Former Auburn receiver Darvin Adams also said in the report that he was offered money to stay for his senior season, which he skipped to enter the NFL draft..
"No booster offered him anything to play at Auburn, and no booster or coach offered him any money to stay at Auburn," Chizik said. "That is simply a bogus allegation."
He likewise said Auburn never paid 2010 Heisman Trophy winner Cam Newton, whose father attempted to solicit money during Mississippi State's recruitment. The NCAA eventually cleared the player and Auburn, and Chizik said he is "absolutely sure that there was absolutely nothing going on."
"It started out as a Mississippi State problem, became an Auburn problem, and really and truly, from there, we really can't figure it out," Chizik said. "Because it without question has to be the most scrutinized program in the country. I still go back to what are the facts? The NCAA's been in there almost two years. They found no major violations. So I still stick to the facts."
Jacobs also said on the site that President Jay Gogue has formed a committee to review the athletic department on everything from rules compliance to on-the-field success for a program that had abysmal seasons in both football and men's basketball and then was the subject.
Jacobs said the panel will conduct "a top-to-bottom review," including the leadership's effectiveness.
"There is no question that this has been a tough year for Auburn Athletics," Jacobs said. "We all expect better, and we know we have to win. As disappointing as this year has been, rest assured we will bounce back. We always have."
The Tigers finished last in the SEC in both football and men's basketball.
Auburn fired Chizik after the team went 3-9 and didn't win a Southeastern Conference game in an unprecedented fall two years after winning a national title. It was the Tigers' worst season in 60 years.

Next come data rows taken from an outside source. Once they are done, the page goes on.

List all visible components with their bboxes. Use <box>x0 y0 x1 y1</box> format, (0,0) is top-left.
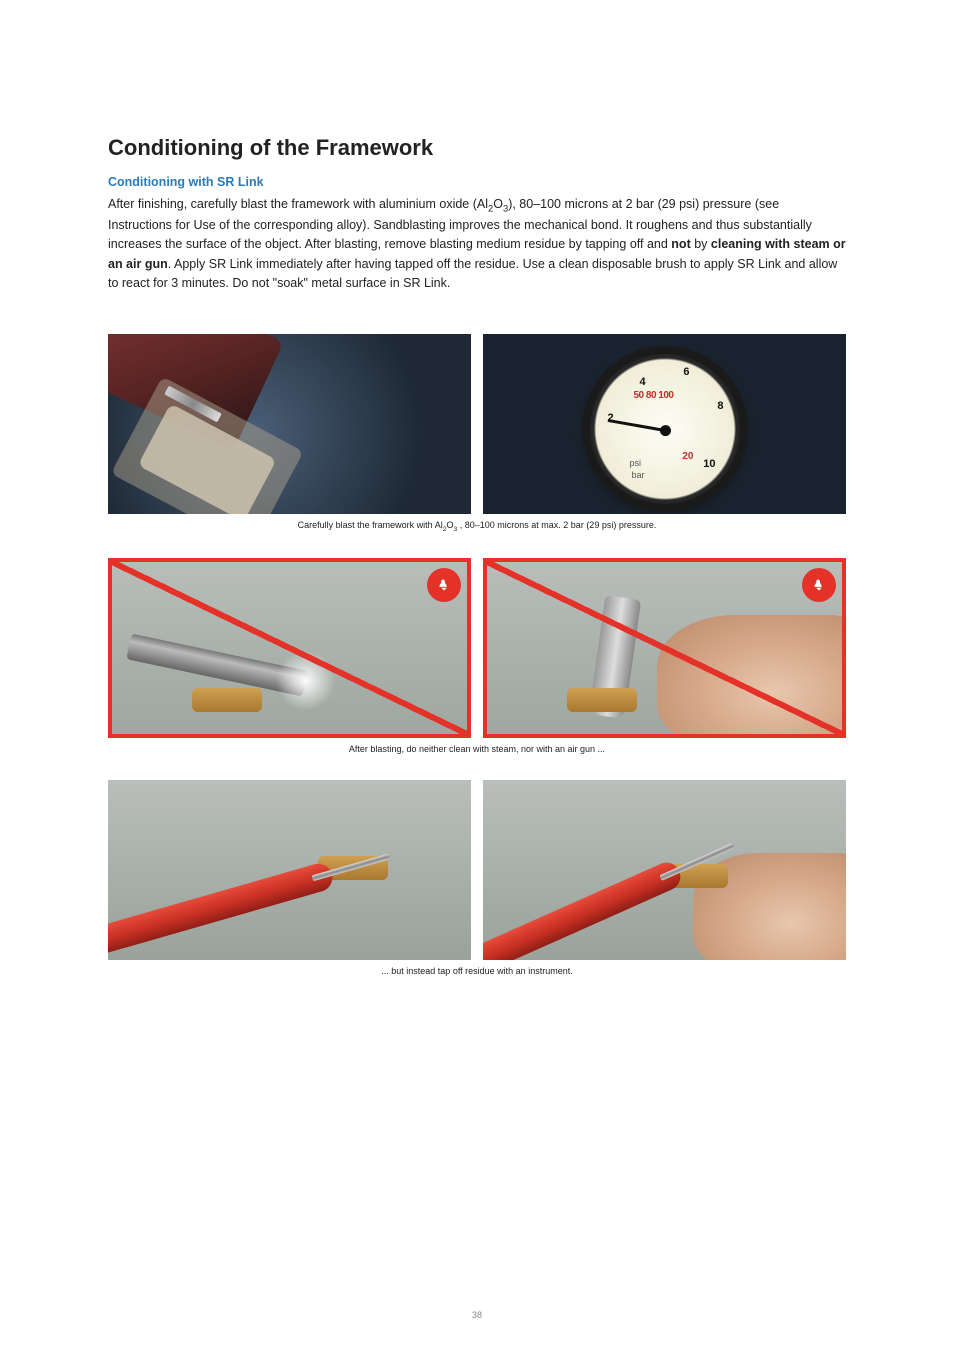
body-bold: not <box>671 237 690 251</box>
body-text-fragment: . Apply SR Link immediately after having… <box>108 257 837 290</box>
airgun-nozzle-icon <box>589 595 641 719</box>
gauge-unit-psi: psi <box>630 458 642 468</box>
caption-row-1: Carefully blast the framework with Al2O3… <box>108 520 846 533</box>
caption-row-2: After blasting, do neither clean with st… <box>108 744 846 754</box>
body-text-fragment: by <box>691 237 711 251</box>
instrument-icon <box>483 858 685 960</box>
caption-row-3: ... but instead tap off residue with an … <box>108 966 846 976</box>
image-row-1: 2 4 6 8 10 50 80 100 20 psi bar <box>108 334 846 514</box>
gauge-redscale: 50 80 100 <box>634 390 674 401</box>
steam-tool-icon <box>126 634 307 697</box>
body-text-fragment: After finishing, carefully blast the fra… <box>108 197 488 211</box>
page-number: 38 <box>0 1310 954 1320</box>
body-paragraph: After finishing, carefully blast the fra… <box>108 195 846 294</box>
gauge-needle-icon <box>607 418 665 431</box>
gauge-tick: 6 <box>683 366 689 378</box>
framework-piece-icon <box>192 688 262 712</box>
prohibited-icon <box>802 568 836 602</box>
gauge-tick: 4 <box>640 376 646 388</box>
figure-tap-off-1 <box>108 780 471 960</box>
section-subheading: Conditioning with SR Link <box>108 175 846 189</box>
figure-no-airgun <box>483 558 846 738</box>
figure-sandblasting <box>108 334 471 514</box>
gauge-redscale: 20 <box>682 451 693 462</box>
page-heading: Conditioning of the Framework <box>108 135 846 161</box>
gauge-unit-bar: bar <box>632 470 645 480</box>
image-row-2 <box>108 558 846 738</box>
framework-piece-icon <box>567 688 637 712</box>
caption-text: , 80–100 microns at max. 2 bar (29 psi) … <box>457 520 656 530</box>
image-row-3 <box>108 780 846 960</box>
figure-tap-off-2 <box>483 780 846 960</box>
prohibited-icon <box>427 568 461 602</box>
gauge-tick: 8 <box>717 400 723 412</box>
hand-icon <box>657 615 846 738</box>
gauge-tick: 10 <box>703 458 715 470</box>
gauge-icon: 2 4 6 8 10 50 80 100 20 psi bar <box>590 354 740 504</box>
figure-pressure-gauge: 2 4 6 8 10 50 80 100 20 psi bar <box>483 334 846 514</box>
body-text-fragment: O <box>493 197 503 211</box>
figure-no-steam <box>108 558 471 738</box>
instrument-icon <box>108 861 336 961</box>
caption-text: Carefully blast the framework with Al <box>298 520 443 530</box>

Men's basketball coach Tony Barbee is returning after the Tigers went 9-23 and 3-15 in SEC play. They lost 16 of their last 17 games and set a program-high for losses.
Gogue's committee includes former Mississippi athletic director Pete Boone, former California-Berkeley AD Dave Maggard, ex-LSU administrator Judy Southard and businessmen Mac Crawford and John Irwin, along with former Auburn player Quentin Riggins.
University spokesman Brian Keeter said outside experts sometimes help with reviews of academic departments and called this move "the responsible thing to do."